Each school havinga native speaker is not a bad idea, but I actually can’t understand the need for that. It may change on an University level, but the basics of English can easily taught by a non-native speaker. Of course only if the teachers learned the rigth pronounciation first and not to rely on Katakana and even if they didn’t at school, this should definately not a problem to be included in their studies to be a teacher, shouldn’t it?

And I got some insights about the JET programe, which is exactely pointing at that idea. As I have heard, the English native speaker will lead the lessons, but will be daily and all the time instantly translated by the Japanese teacher. Thus resulting in Japanese students listening to Japanese all the time and not to the native English speaker. Don’t think that’s the purpose of the programe, but I can’t tell if it works that way everywhere or it was an exception for that person on that school.

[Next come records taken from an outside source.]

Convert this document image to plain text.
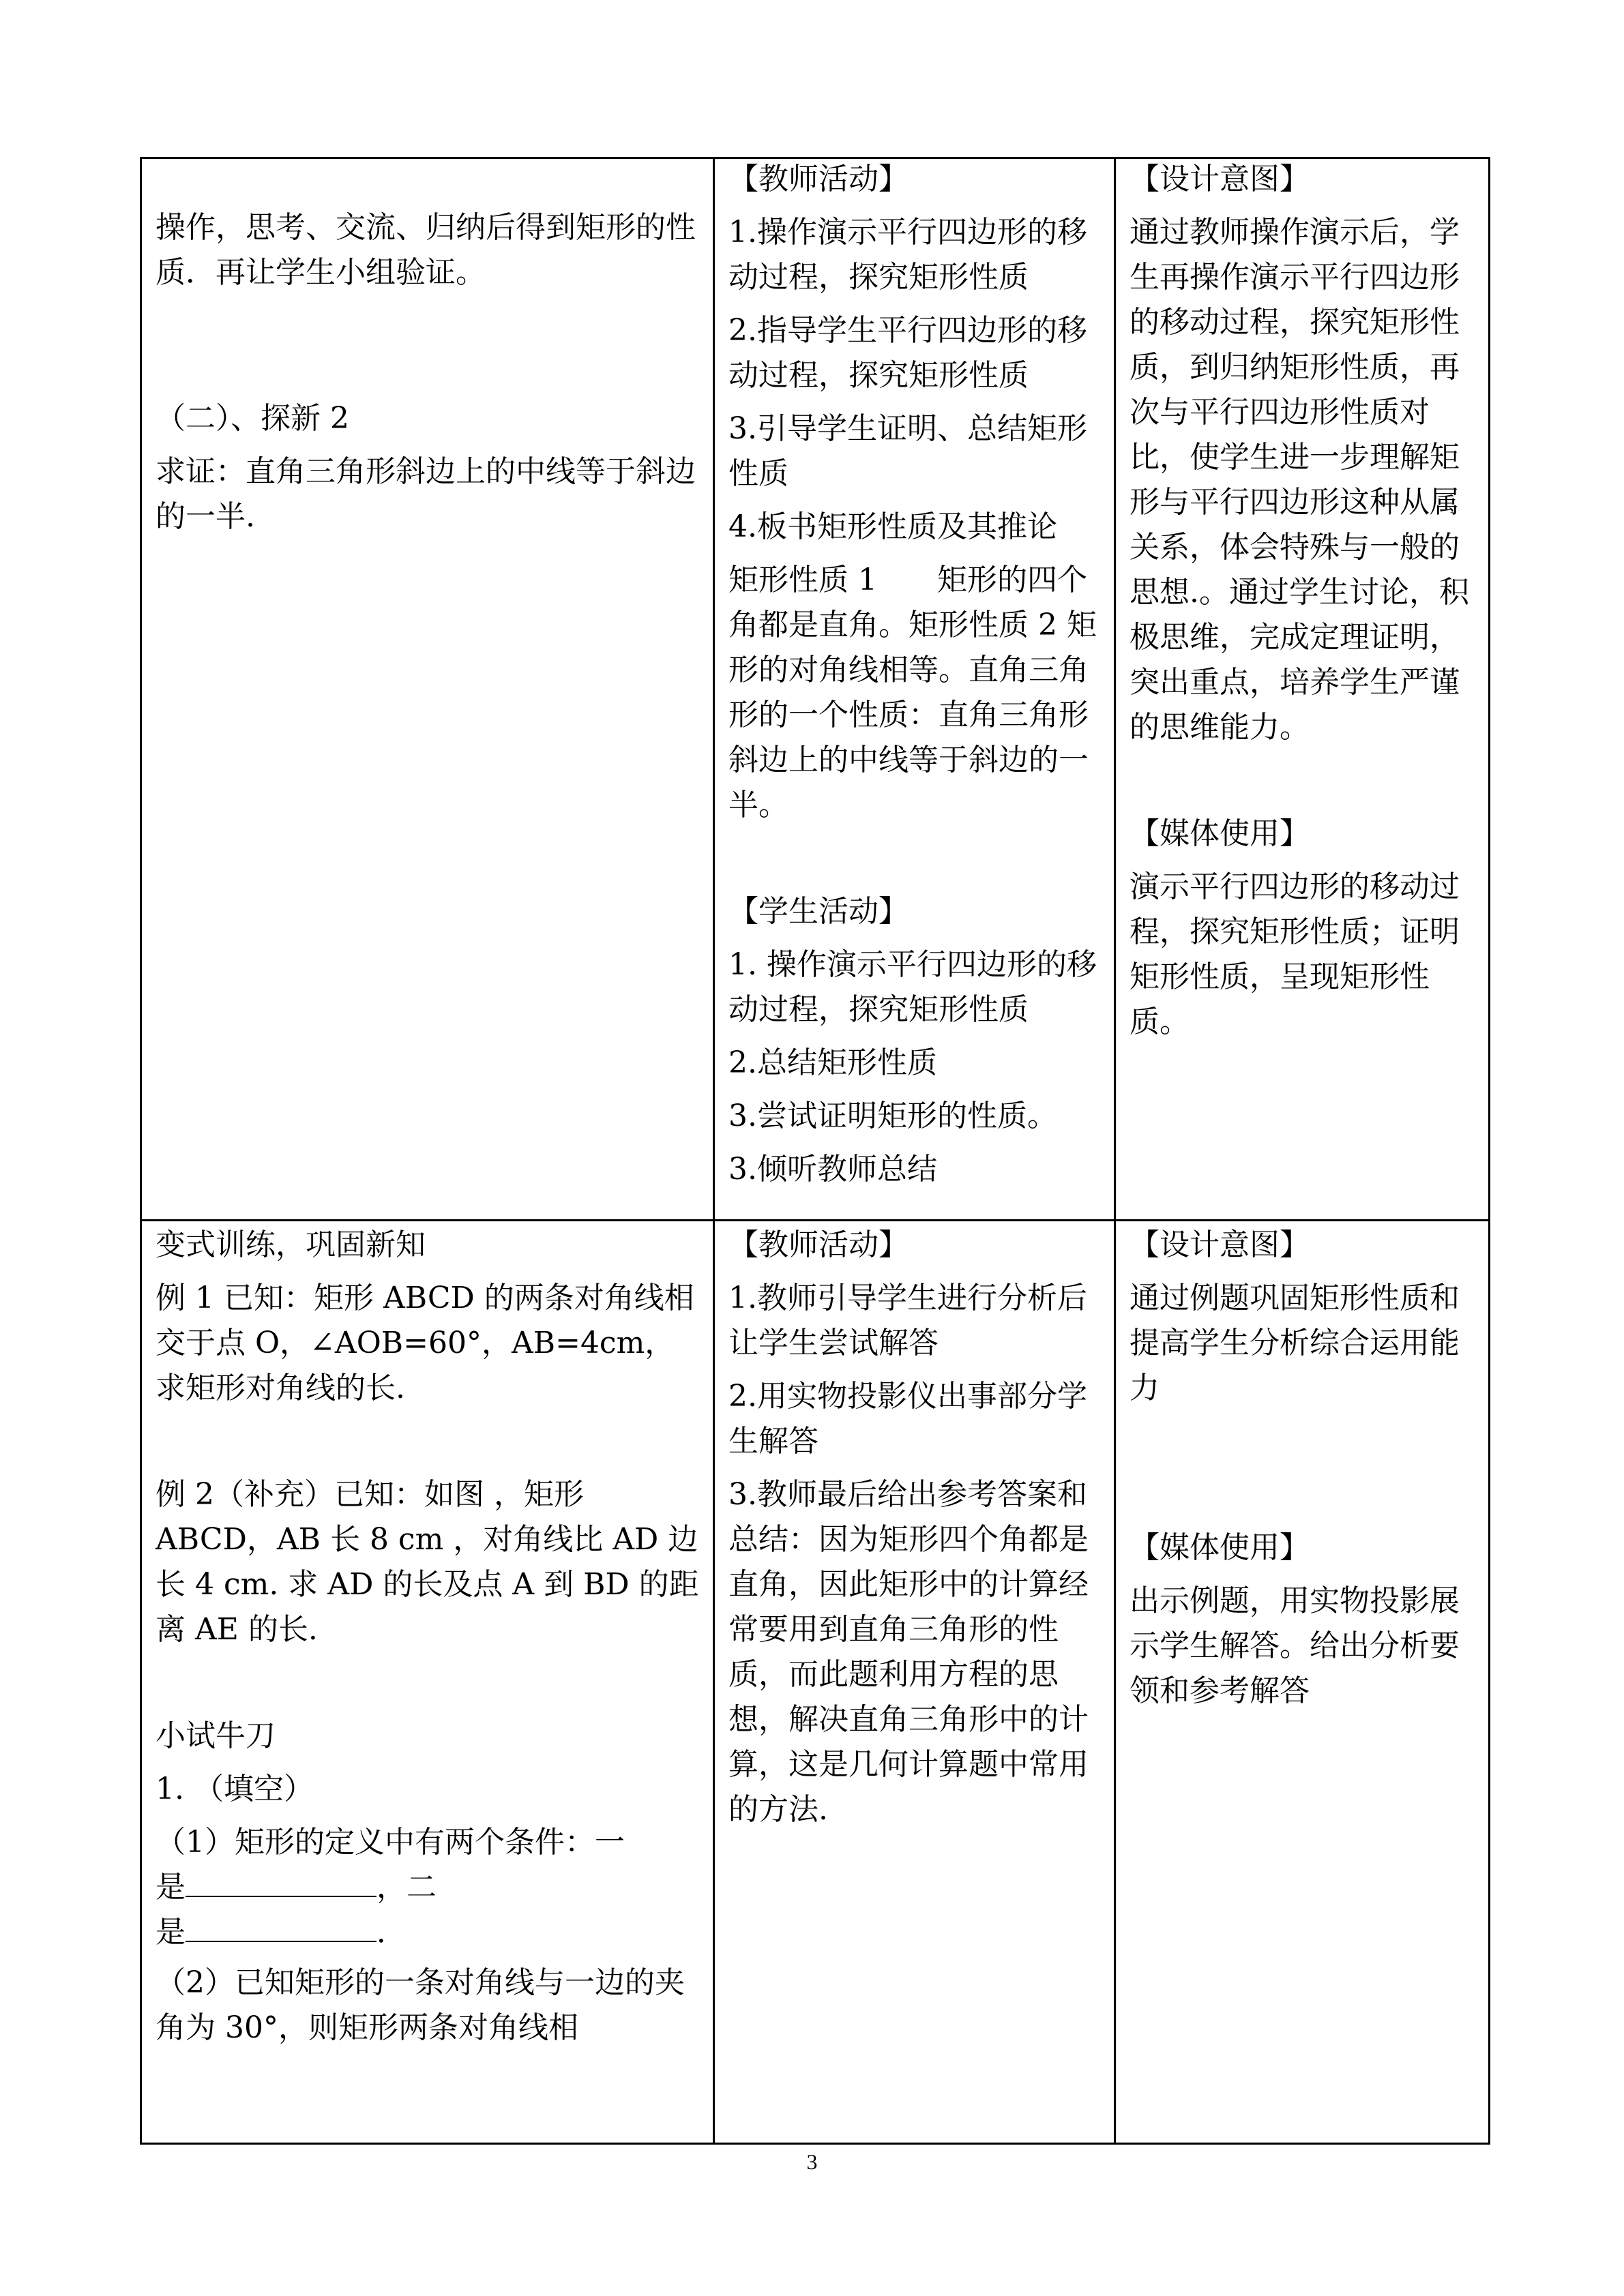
操作，思考、交流、归纳后得到矩形的性质．再让学生小组验证。

（二）、探新 2

求证：直角三角形斜边上的中线等于斜边的一半.

【教师活动】

1.操作演示平行四边形的移动过程，探究矩形性质

2.指导学生平行四边形的移动过程，探究矩形性质

3.引导学生证明、总结矩形性质

4.板书矩形性质及其推论

矩形性质 1　　矩形的四个角都是直角。矩形性质 2 矩形的对角线相等。直角三角形的一个性质：直角三角形斜边上的中线等于斜边的一半。

【学生活动】

1. 操作演示平行四边形的移动过程，探究矩形性质

2.总结矩形性质

3.尝试证明矩形的性质。

3.倾听教师总结

【设计意图】

通过教师操作演示后，学生再操作演示平行四边形的移动过程，探究矩形性质，到归纳矩形性质，再次与平行四边形性质对比，使学生进一步理解矩形与平行四边形这种从属关系，体会特殊与一般的思想.。通过学生讨论，积极思维，完成定理证明，突出重点，培养学生严谨的思维能力。

【媒体使用】

演示平行四边形的移动过程，探究矩形性质；证明矩形性质，呈现矩形性质。

变式训练，巩固新知

例 1 已知：矩形 ABCD 的两条对角线相交于点 O，∠AOB=60°，AB=4cm，求矩形对角线的长.

例 2（补充）已知：如图 ，矩形 ABCD，AB 长 8 cm ，对角线比 AD 边长 4 cm. 求 AD 的长及点 A 到 BD 的距离 AE 的长.

小试牛刀

1. （填空）

（1）矩形的定义中有两个条件：一
是	，二
是	．

（2）已知矩形的一条对角线与一边的夹角为 30°，则矩形两条对角线相

【教师活动】

1.教师引导学生进行分析后让学生尝试解答

2.用实物投影仪出事部分学生解答

3.教师最后给出参考答案和总结：因为矩形四个角都是直角，因此矩形中的计算经常要用到直角三角形的性质，而此题利用方程的思想，解决直角三角形中的计算，这是几何计算题中常用的方法.

【设计意图】

通过例题巩固矩形性质和提高学生分析综合运用能力

【媒体使用】

出示例题，用实物投影展示学生解答。给出分析要领和参考解答

3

The third suggestion, that students should know the difference between English and Japanese phonology makes me really laugh. Not because it is a bad idea, just because it is such a natural thing, that I can’t believe someone even has to suggest it as a solution. I actually thought, they would even know it now, but listening to students here day for day again, I am not sure anymore. They even ‘katakanize’ peoples names automatically. And the last idea might work out somehow, but it is more a fix of an already broken system, than a solution at all. Making the difference between Japanese English and real English slightly smaller doesn’t really help solving the problem.

So actually I don’t have a clue, why the Japanese can’t just ban Katakana from school. Yes the Katakana they use in Japanese are adopted FROM English but they are NOT English words, that is the first thing all students should learn. And it can be expected from teachers too, that they speak REAL English and if not, it should be at least part of the studies of the newest teacher’s generation.

But from time to time I just get the feeling Japanese people don’t want to learn real English. The whole concept of Katakana aims at keeping the own language free of external influence and if no being able to get rid of the influence, at least clearly marking foreign words with the Katakana and japanizing the pronounciation. Thinking about it I may even suggest getting rid of Katakana completely, because I can’t see benefits of this system. I mean yes, it is sometimes really annoying if I have serious problems writing “Portemonnaie(purse) in German, because it is a French word and we also have to learn to pronounce it the French way, but at least it doesn’t result in learning a native language and an artificial language no one can understand.